You may be able to favorably renegotiate contracts with suppliers and contractors, while other costs may have increased. Be realistic about cost-cutting and remember that expenses may shift in months to come. 

Reassess revenue projections with an eye for each stage of the sales funnel. For example, if you aren’t able to invest as much in inbound marketing such as content marketing or paid search ads, that impact may funnel up to your revenue generation. 

Analyze profitability by product and customer to see where revenue is expected to hold, increase, or erode in the coming months. Then create new KPIs, sales targets, and forecasts based on these expectations. 

Aim to Increase Revenues

Businesses must get creative about revenue generation in a down economy.

For example, as competitors suffer liquidity issues or fall short of customer expectations, you can hire salespeople and increase marketing to gain those unserved customers.
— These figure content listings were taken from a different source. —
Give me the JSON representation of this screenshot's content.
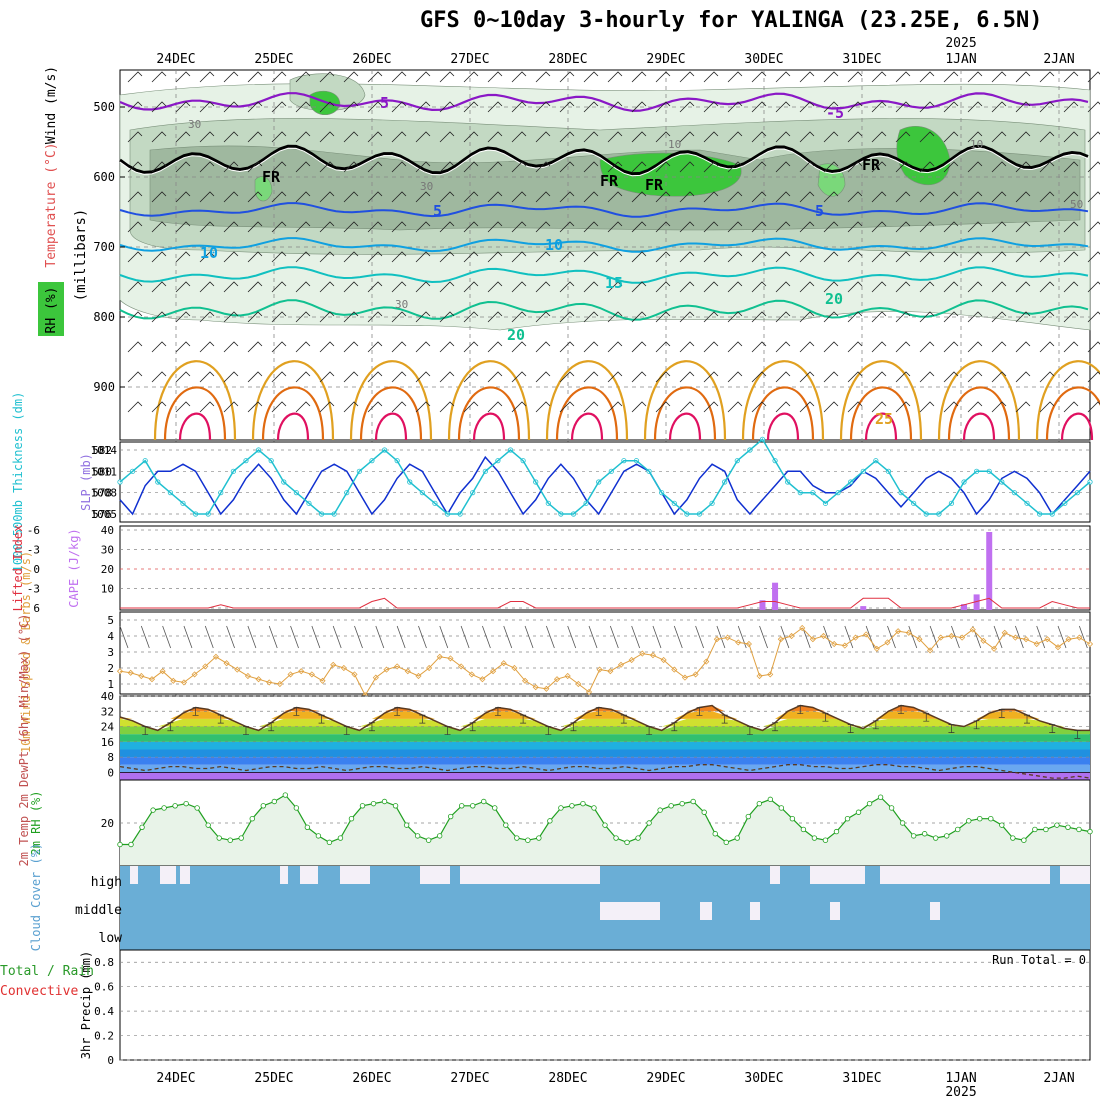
{
  "title": "GFS 0~10day 3-hourly for YALINGA (23.25E, 6.5N)",
  "dates": [
    "24DEC",
    "25DEC",
    "26DEC",
    "27DEC",
    "28DEC",
    "29DEC",
    "30DEC",
    "31DEC",
    "1JAN",
    "2JAN"
  ],
  "year_label": "2025",
  "colors": {
    "rh_light": "#e6f2e6",
    "rh_mid": "#c3d9c3",
    "rh_dark": "#9fb89f",
    "rh_sat": "#3cc63c",
    "t_minus5": "#8a18c6",
    "t_zero": "#000000",
    "t5": "#2050e0",
    "t10": "#10a0e0",
    "t15": "#10c0c0",
    "t20": "#10c090",
    "t25": "#e0a020",
    "t30": "#e06a10",
    "t35": "#e01060",
    "slp": "#1030d0",
    "thick": "#20c0d0",
    "li": "#e03040",
    "cape": "#c070f0",
    "wind10": "#e0a040",
    "rh2m": "#20a020",
    "cloud": "#6aaed6",
    "grid": "#888888"
  },
  "upper_panel": {
    "ylabel_parts": [
      "Wind (m/s)",
      "Temperature (°C)",
      "RH (%)"
    ],
    "ylabel_unit": "(millibars)",
    "yticks": [
      "500",
      "600",
      "700",
      "800",
      "900"
    ],
    "contour_labels": [
      "5",
      "-5",
      "FR",
      "FR",
      "FR",
      "FR",
      "5",
      "5",
      "10",
      "10",
      "15",
      "20",
      "20",
      "25",
      "30",
      "30",
      "30",
      "10",
      "10",
      "50"
    ]
  },
  "chart_data": [
    {
      "type": "line",
      "panel": "thickness_slp",
      "ylabel_left": "1000~500mb Thickness (dm)",
      "ylabel_right": "SLP (mb)",
      "yticks_left": [
        "576",
        "578",
        "580",
        "582"
      ],
      "yticks_right": [
        "1005",
        "1008",
        "1011",
        "1014"
      ],
      "series": [
        {
          "name": "SLP",
          "values": [
            1007,
            1005,
            1009,
            1011,
            1011,
            1012,
            1011,
            1008,
            1005,
            1007,
            1010,
            1012,
            1010,
            1007,
            1005,
            1008,
            1011,
            1012,
            1011,
            1008,
            1005,
            1007,
            1010,
            1012,
            1011,
            1008,
            1005,
            1008,
            1010,
            1013,
            1011,
            1008,
            1005,
            1007,
            1010,
            1012,
            1010,
            1007,
            1005,
            1008,
            1011,
            1012,
            1011,
            1008,
            1005,
            1007,
            1010,
            1012,
            1011,
            1007,
            1005,
            1007,
            1009,
            1011,
            1011,
            1009,
            1008,
            1008,
            1009,
            1011,
            1010,
            1008,
            1006,
            1008,
            1010,
            1011,
            1010,
            1008,
            1005,
            1007,
            1010,
            1011,
            1010,
            1008,
            1005,
            1007,
            1009,
            1011
          ]
        },
        {
          "name": "Thickness",
          "values": [
            579,
            580,
            581,
            579,
            578,
            577,
            576,
            576,
            578,
            580,
            581,
            582,
            581,
            579,
            578,
            577,
            576,
            576,
            578,
            580,
            581,
            582,
            581,
            579,
            578,
            577,
            576,
            576,
            578,
            580,
            581,
            582,
            581,
            579,
            577,
            576,
            576,
            577,
            579,
            580,
            581,
            581,
            580,
            578,
            577,
            576,
            576,
            577,
            579,
            581,
            582,
            583,
            581,
            579,
            578,
            578,
            577,
            578,
            579,
            580,
            581,
            580,
            578,
            577,
            576,
            576,
            577,
            579,
            580,
            580,
            579,
            578,
            577,
            576,
            576,
            577,
            578,
            579
          ]
        }
      ]
    },
    {
      "type": "bar",
      "panel": "cape_li",
      "ylabel_left": "Lifted Index",
      "ylabel_right": "CAPE (J/kg)",
      "yticks_left": [
        "6",
        "-3",
        "0",
        "-3",
        "-6"
      ],
      "yticks_right": [
        "10",
        "20",
        "30",
        "40"
      ],
      "cape_values": [
        0,
        0,
        0,
        0,
        0,
        0,
        0,
        0,
        0,
        0,
        0,
        0,
        0,
        0,
        0,
        0,
        0,
        0,
        0,
        0,
        0,
        0,
        0,
        0,
        0,
        0,
        0,
        0,
        0,
        0,
        0,
        0,
        0,
        0,
        0,
        0,
        0,
        0,
        0,
        0,
        0,
        0,
        0,
        0,
        0,
        0,
        0,
        0,
        0,
        0,
        0,
        5,
        14,
        0,
        0,
        0,
        0,
        0,
        0,
        2,
        0,
        0,
        0,
        0,
        0,
        0,
        0,
        3,
        8,
        40,
        0,
        0,
        0,
        0,
        0,
        0,
        0,
        0
      ],
      "li_values": [
        6,
        6,
        6,
        6,
        6,
        6,
        6,
        6,
        5,
        6,
        6,
        6,
        6,
        6,
        6,
        6,
        6,
        6,
        6,
        6,
        4,
        3,
        6,
        6,
        6,
        6,
        6,
        6,
        6,
        6,
        6,
        4,
        4,
        6,
        6,
        6,
        6,
        6,
        6,
        6,
        6,
        6,
        6,
        6,
        6,
        6,
        6,
        6,
        6,
        6,
        5,
        4,
        4,
        5,
        6,
        6,
        6,
        6,
        6,
        3,
        3,
        3,
        6,
        6,
        6,
        6,
        6,
        5,
        4,
        3,
        6,
        6,
        6,
        6,
        4,
        5,
        6,
        6
      ]
    },
    {
      "type": "line",
      "panel": "wind10m",
      "ylabel": "10m Wind Speed & Barbs (m/s)",
      "yticks": [
        "1",
        "2",
        "3",
        "4",
        "5"
      ],
      "values": [
        1.8,
        1.7,
        1.5,
        1.3,
        1.8,
        1.2,
        1.1,
        1.6,
        2.1,
        2.7,
        2.3,
        1.9,
        1.5,
        1.3,
        1.1,
        1.0,
        1.6,
        1.8,
        1.6,
        1.2,
        2.2,
        2.0,
        1.6,
        0.3,
        1.4,
        1.9,
        2.1,
        1.8,
        1.5,
        2.0,
        2.7,
        2.6,
        2.1,
        1.6,
        1.3,
        1.8,
        2.3,
        2.0,
        1.2,
        0.8,
        0.7,
        1.3,
        1.5,
        1.0,
        0.5,
        1.9,
        1.8,
        2.2,
        2.5,
        2.9,
        2.8,
        2.5,
        1.9,
        1.4,
        1.6,
        2.4,
        3.8,
        3.9,
        3.6,
        3.5,
        1.5,
        1.6,
        3.8,
        4.0,
        4.5,
        3.8,
        4.0,
        3.5,
        3.4,
        3.9,
        4.1,
        3.2,
        3.6,
        4.3,
        4.2,
        3.8,
        3.1,
        3.9,
        4.0,
        3.9,
        4.4,
        3.7,
        3.2,
        4.2,
        3.9,
        3.8,
        3.5,
        3.8,
        3.3,
        3.8,
        3.9,
        3.5
      ]
    },
    {
      "type": "area",
      "panel": "temp2m",
      "ylabel": "2m Temp 2m DewPt (6hr Min/Max) (°C)",
      "yticks": [
        "0",
        "8",
        "16",
        "24",
        "32",
        "40"
      ],
      "temp": [
        29,
        27,
        24,
        22,
        26,
        31,
        34,
        33,
        30,
        27,
        24,
        22,
        26,
        31,
        34,
        33,
        30,
        27,
        24,
        22,
        26,
        31,
        34,
        33,
        30,
        27,
        24,
        22,
        26,
        31,
        34,
        33,
        30,
        27,
        24,
        22,
        26,
        31,
        34,
        33,
        30,
        27,
        24,
        22,
        26,
        31,
        34,
        35,
        30,
        27,
        24,
        22,
        26,
        32,
        35,
        34,
        31,
        28,
        25,
        23,
        27,
        32,
        35,
        34,
        31,
        28,
        25,
        24,
        27,
        31,
        33,
        33,
        30,
        27,
        25,
        23,
        22,
        22
      ],
      "dewpt": [
        3,
        2,
        1,
        2,
        3,
        3,
        2,
        2,
        3,
        2,
        1,
        2,
        3,
        3,
        2,
        2,
        3,
        2,
        1,
        2,
        3,
        3,
        2,
        2,
        3,
        2,
        1,
        2,
        3,
        3,
        2,
        2,
        3,
        2,
        1,
        2,
        3,
        3,
        2,
        2,
        3,
        2,
        1,
        2,
        3,
        3,
        4,
        4,
        3,
        2,
        1,
        2,
        3,
        4,
        4,
        3,
        3,
        2,
        2,
        3,
        4,
        4,
        3,
        3,
        2,
        1,
        2,
        3,
        3,
        2,
        1,
        0,
        -1,
        -2,
        -3,
        -3,
        -2,
        -3
      ]
    },
    {
      "type": "area",
      "panel": "rh2m",
      "ylabel": "2m RH (%)",
      "yticks": [
        "20"
      ],
      "values": [
        10,
        10,
        18,
        26,
        27,
        28,
        29,
        27,
        19,
        13,
        12,
        13,
        22,
        28,
        30,
        33,
        27,
        18,
        14,
        11,
        13,
        22,
        28,
        29,
        30,
        28,
        19,
        14,
        12,
        14,
        23,
        28,
        28,
        30,
        27,
        19,
        13,
        12,
        13,
        21,
        27,
        28,
        29,
        27,
        19,
        13,
        11,
        13,
        20,
        26,
        28,
        29,
        30,
        25,
        15,
        11,
        13,
        23,
        29,
        31,
        27,
        22,
        17,
        13,
        12,
        16,
        22,
        25,
        29,
        32,
        27,
        20,
        14,
        15,
        13,
        14,
        17,
        21,
        22,
        22,
        19,
        13,
        12,
        17,
        17,
        19,
        18,
        17,
        16
      ]
    },
    {
      "type": "bar",
      "panel": "cloud",
      "ylabel": "Cloud Cover (%)",
      "levels": [
        "high",
        "middle",
        "low"
      ]
    },
    {
      "type": "bar",
      "panel": "precip",
      "ylabel_parts": [
        "Total / Rain",
        "Convective"
      ],
      "ylabel": "3hr Precip (mm)",
      "yticks": [
        "0",
        "0.2",
        "0.4",
        "0.6",
        "0.8"
      ],
      "run_total_label": "Run Total = 0",
      "values": []
    }
  ]
}
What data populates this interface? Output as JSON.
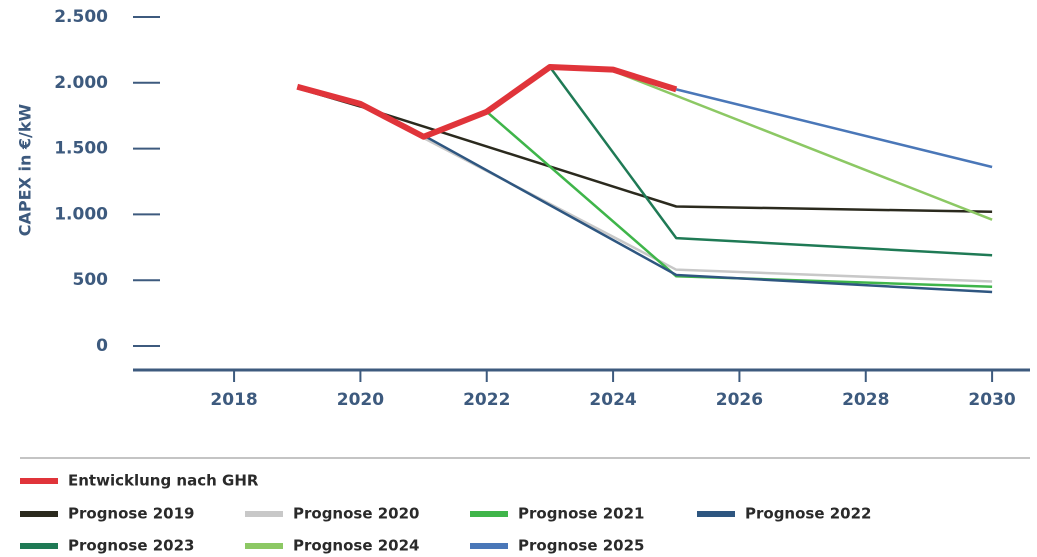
{
  "chart_data": {
    "type": "line",
    "y_label": "CAPEX in €/kW",
    "xlim": [
      2016.4,
      2030.6
    ],
    "xticks": [
      2018,
      2020,
      2022,
      2024,
      2026,
      2028,
      2030
    ],
    "ylim": [
      0,
      2500
    ],
    "yticks": [
      0,
      500,
      {
        "value": 1000,
        "label": "1.000"
      },
      {
        "value": 1500,
        "label": "1.500"
      },
      {
        "value": 2000,
        "label": "2.000"
      },
      {
        "value": 2500,
        "label": "2.500"
      }
    ],
    "series": [
      {
        "name": "Prognose 2019",
        "color": "#2b2a1e",
        "x": [
          2019,
          2020,
          2025,
          2030
        ],
        "values": [
          1960,
          1820,
          1060,
          1020
        ]
      },
      {
        "name": "Prognose 2020",
        "color": "#c8c8c8",
        "x": [
          2020,
          2021,
          2025,
          2030
        ],
        "values": [
          1850,
          1580,
          580,
          490
        ]
      },
      {
        "name": "Prognose 2021",
        "color": "#3fb54a",
        "x": [
          2022,
          2025,
          2030
        ],
        "values": [
          1780,
          530,
          450
        ]
      },
      {
        "name": "Prognose 2022",
        "color": "#2e5680",
        "x": [
          2021,
          2025,
          2030
        ],
        "values": [
          1600,
          540,
          410
        ]
      },
      {
        "name": "Prognose 2023",
        "color": "#1f7a55",
        "x": [
          2023,
          2025,
          2030
        ],
        "values": [
          2120,
          820,
          690
        ]
      },
      {
        "name": "Prognose 2024",
        "color": "#8cc864",
        "x": [
          2024,
          2030
        ],
        "values": [
          2090,
          960
        ]
      },
      {
        "name": "Prognose 2025",
        "color": "#4a77b8",
        "x": [
          2025,
          2030
        ],
        "values": [
          1950,
          1360
        ]
      },
      {
        "name": "Entwicklung nach GHR",
        "color": "#e0343a",
        "x": [
          2019,
          2020,
          2021,
          2022,
          2023,
          2024,
          2025
        ],
        "values": [
          1970,
          1840,
          1590,
          1780,
          2120,
          2100,
          1950
        ]
      }
    ]
  }
}
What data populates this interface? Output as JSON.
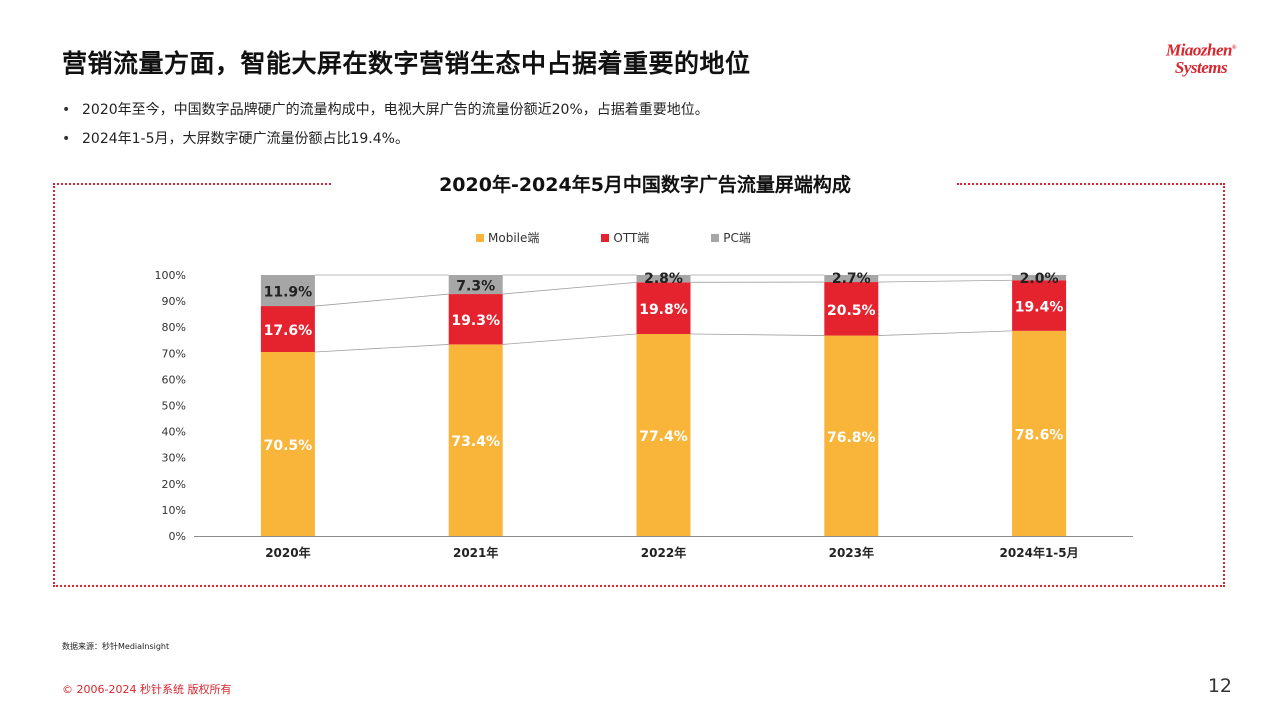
{
  "header": {
    "title": "营销流量方面，智能大屏在数字营销生态中占据着重要的地位",
    "logo_line1": "Miaozhen",
    "logo_mark": "®",
    "logo_line2": "Systems"
  },
  "bullets": [
    "2020年至今，中国数字品牌硬广的流量构成中，电视大屏广告的流量份额近20%，占据着重要地位。",
    "2024年1-5月，大屏数字硬广流量份额占比19.4%。"
  ],
  "chart_data": {
    "type": "bar",
    "stacked": true,
    "title": "2020年-2024年5月中国数字广告流量屏端构成",
    "categories": [
      "2020年",
      "2021年",
      "2022年",
      "2023年",
      "2024年1-5月"
    ],
    "series": [
      {
        "name": "Mobile端",
        "color": "#F9B43A",
        "values": [
          70.5,
          73.4,
          77.4,
          76.8,
          78.6
        ],
        "labels": [
          "70.5%",
          "73.4%",
          "77.4%",
          "76.8%",
          "78.6%"
        ]
      },
      {
        "name": "OTT端",
        "color": "#E5232F",
        "values": [
          17.6,
          19.3,
          19.8,
          20.5,
          19.4
        ],
        "labels": [
          "17.6%",
          "19.3%",
          "19.8%",
          "20.5%",
          "19.4%"
        ]
      },
      {
        "name": "PC端",
        "color": "#A6A6A6",
        "values": [
          11.9,
          7.3,
          2.8,
          2.7,
          2.0
        ],
        "labels": [
          "11.9%",
          "7.3%",
          "2.8%",
          "2.7%",
          "2.0%"
        ]
      }
    ],
    "yticks": [
      "0%",
      "10%",
      "20%",
      "30%",
      "40%",
      "50%",
      "60%",
      "70%",
      "80%",
      "90%",
      "100%"
    ],
    "ylim": [
      0,
      100
    ],
    "legend_position": "top",
    "grid": false
  },
  "footer": {
    "source": "数据来源：秒针MediaInsight",
    "copyright": "© 2006-2024 秒针系统 版权所有",
    "page_number": "12"
  }
}
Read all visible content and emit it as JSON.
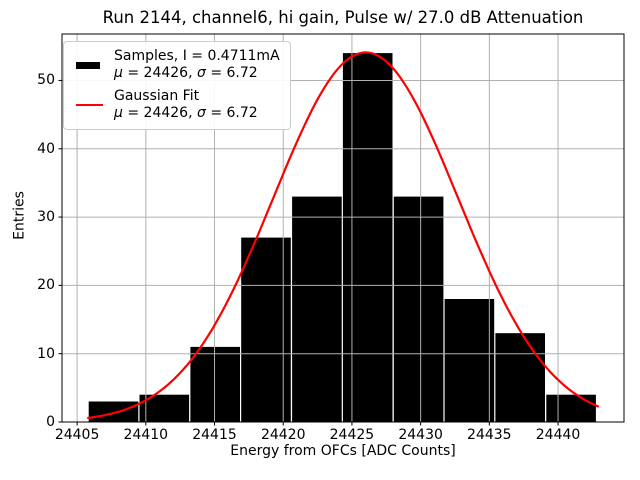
{
  "chart_data": {
    "type": "bar",
    "subtype": "histogram-with-gaussian-fit",
    "title": "Run 2144, channel6, hi gain, Pulse w/ 27.0 dB Attenuation",
    "xlabel": "Energy from OFCs [ADC Counts]",
    "ylabel": "Entries",
    "xlim": [
      24403.9,
      24444.8
    ],
    "ylim": [
      0,
      56.8
    ],
    "xticks": [
      24405,
      24410,
      24415,
      24420,
      24425,
      24430,
      24435,
      24440
    ],
    "yticks": [
      0,
      10,
      20,
      30,
      40,
      50
    ],
    "grid": true,
    "grid_above_bars": true,
    "legend_position": "upper-left",
    "histogram": {
      "bin_start": 24405.8,
      "bin_width": 3.7,
      "bin_edges": [
        24405.8,
        24409.5,
        24413.2,
        24416.9,
        24420.6,
        24424.3,
        24428.0,
        24431.7,
        24435.4,
        24439.1,
        24442.8
      ],
      "counts": [
        3,
        4,
        11,
        27,
        33,
        54,
        33,
        18,
        13,
        4
      ],
      "total_entries": 200,
      "color": "#000000"
    },
    "gaussian_fit": {
      "mu": 24426,
      "sigma": 6.72,
      "amplitude": 54.1,
      "x_start": 24405.8,
      "x_end": 24442.9,
      "color": "#ff0000"
    }
  },
  "legend": {
    "entries": [
      {
        "swatch": "black-bar-icon",
        "line1": "Samples, I = 0.4711mA",
        "mu_symbol": "μ",
        "mu_rest": " = 24426, ",
        "sigma_symbol": "σ",
        "sigma_rest": " = 6.72"
      },
      {
        "swatch": "red-line-icon",
        "line1": "Gaussian Fit",
        "mu_symbol": "μ",
        "mu_rest": " = 24426, ",
        "sigma_symbol": "σ",
        "sigma_rest": " = 6.72"
      }
    ]
  },
  "colors": {
    "bars": "#000000",
    "fit_line": "#ff0000",
    "grid": "#b0b0b0",
    "axes": "#000000",
    "legend_border": "#cccccc",
    "background": "#ffffff"
  }
}
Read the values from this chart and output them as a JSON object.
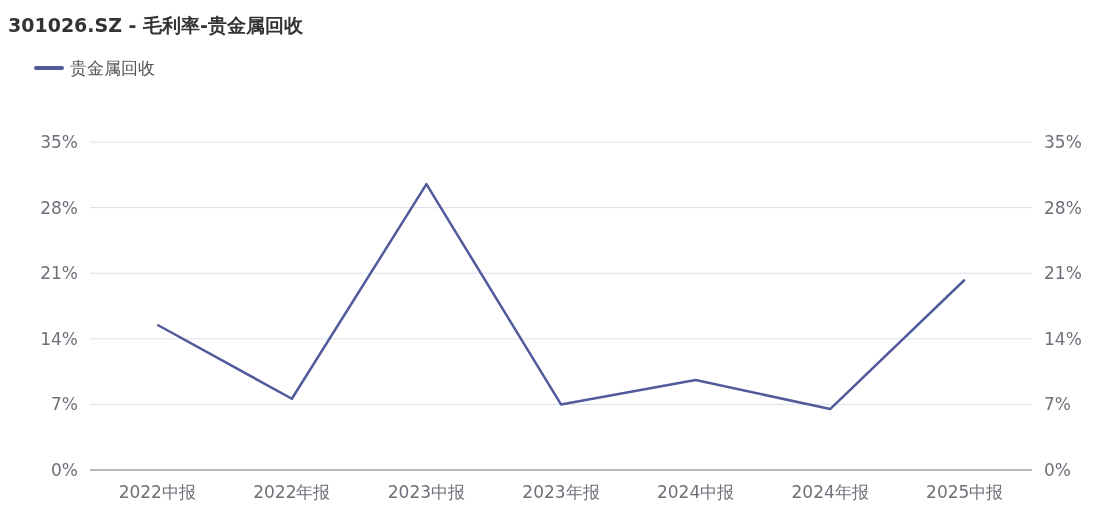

Research shows that maintaining or increasing ad output during a slowdown enables you to outsell businesses that cut back. Short-term techniques like sales and price promotions work to attract savings-conscious consumers.

It’s equally important to maximize your current customers. 

Implementing a rewards or loyalty program is an effective way to generate profitable upsells and cross-sells. 

By showing your customers that you care, you guard them against the competition. Similarly, good customer service is core to earning revenue from both new and current customers.

Balance Cost Reductions with Future Investments

While most businesses are cutting back to save cash, it may be wise to invest in the future. 

This is because interest rates are at an all-time low and everything you need to operate is dropping in price. 

If your margins and revenue projections allow it, consider:

  • Expanding capacity
  • Exploring new markets
  • Making acquisitions
  • Improving operating processes

Look for ways to cut back while improving operations. For example, creating lean processes is effective because it both lower overheads and frees up capital.

Training also is best done during slack periods. Upgrading the skills of your employees with on-the-job instruction or free online classes can pay dividends later.

Companies that develop better processes, products, or investments during a recession can emerge stronger on the other side.

Avoid Overcorrection as Economy Recovers

Experts say that recovery will likely be quick but not instantaneous. 

Instead of a V-shape, the recession may take a U-shape as the economy drags along before picking up again.

Companies will need time to restore inventory, supply chains, and normal staffing levels after months of inactivity. People’s confidence and spending habits may also change, leaving them less inclined to spend.

You’ll need resources to operate when the economy stabilizes, but overestimating your productivity or revenue in the early days of recovery could be disastrous. 

For example, if you laid-off most of your employees, the delay and cost of rehiring your workforce will be sizable.

Meanwhile, service providers may have disappeared which can further disrupt your ability to run at capacity.

It’s best to be conservative when estimating post-recovery revenue, and realistic about costs and time needed to get back up to speed.

Adjusting Forecasts in the Coronavirus Economy

Accurate financial forecasts and targets help you stay solvent in tough times. Adjust forecasts to inform your business strategy and improve your revenue. 

Be sure to look for available loan forbearances, tax delays, and stimulus payouts your company qualifies for. Spending every dollar with intent is the best way to weather the storm.